You look like you’ve lost twenty pounds. And you were already fucking skinny.
I was sick.
Now?
I’m back.
Put on some clothes, we’re going out.
Where?
Dinner, drinking, carousing.
I could use a bit of all of them.
He laughs, I walk over to pull on some pants, a T-shirt.
You got any nice clothes?
Why?
We’re going to eat some good food.
Not really.
He turns walks into Louis’s room. I put on my shoes. He comes back with a purple polo.
Put this on.
Really?
We’re going somewhere good.
I don’t have any money for anything good.
Don’t worry about it.
I put on the polo, we leave the apartment walk through the 6th arrondissement rue Saint-Placide to rue de Sèvres to rue des Saints-Pères to Saint-Germain. It’s busy, crowded, de Flore and Deux Magots are both full, we go across the street to Brasserie Lipp, an old-school brasserie with a giant orange awning and an enormous neon sign above.

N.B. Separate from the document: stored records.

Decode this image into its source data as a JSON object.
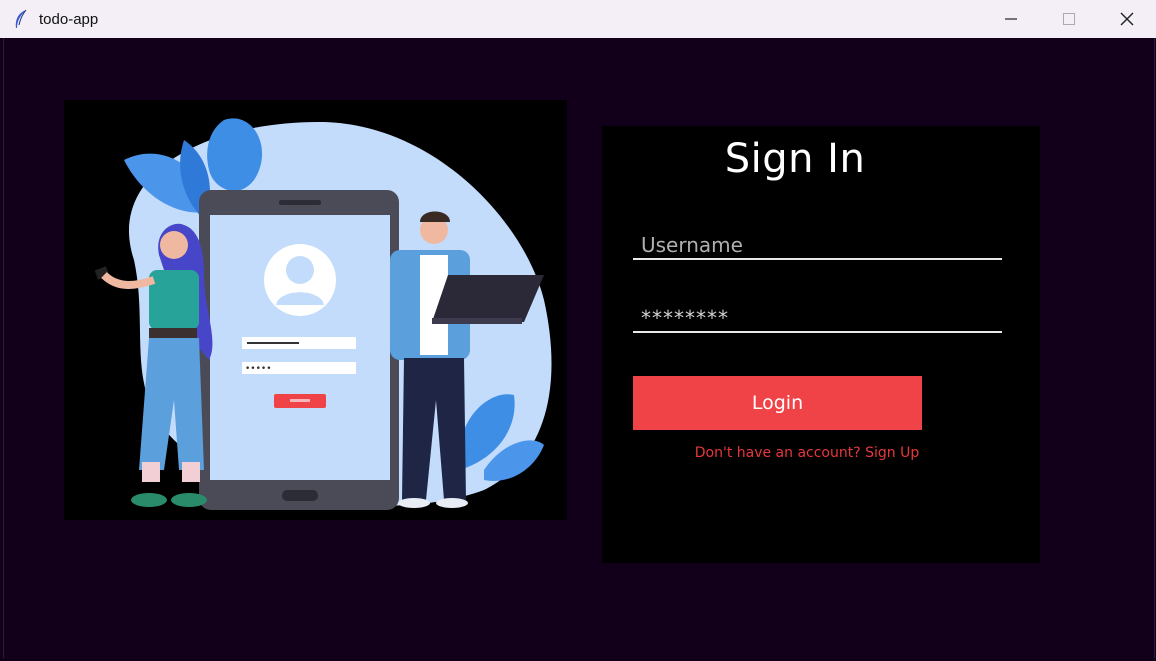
{
  "window": {
    "title": "todo-app",
    "icon": "feather-icon"
  },
  "controls": {
    "minimize": "minimize-icon",
    "maximize": "maximize-icon",
    "close": "close-icon"
  },
  "form": {
    "heading": "Sign In",
    "username_placeholder": "Username",
    "password_value": "********",
    "login_label": "Login",
    "signup_prompt": "Don't have an account? Sign Up"
  },
  "colors": {
    "background": "#12001a",
    "panel": "#000000",
    "accent": "#ef4348",
    "link": "#e8383d"
  }
}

There’s a line but Philippe walks around it, I follow him. As we work our way inside he waves to the maître d’, who smiles and waves us forward. He and Philippe hug each other, speak, and though I can now speak functional French, and don’t need to use English anywhere in Paris, I have trouble when the French speak quickly, and don’t understand a word they say to each other. We are immediately led past any number of annoyed people who have clearly been waiting, to a table along one of the walls.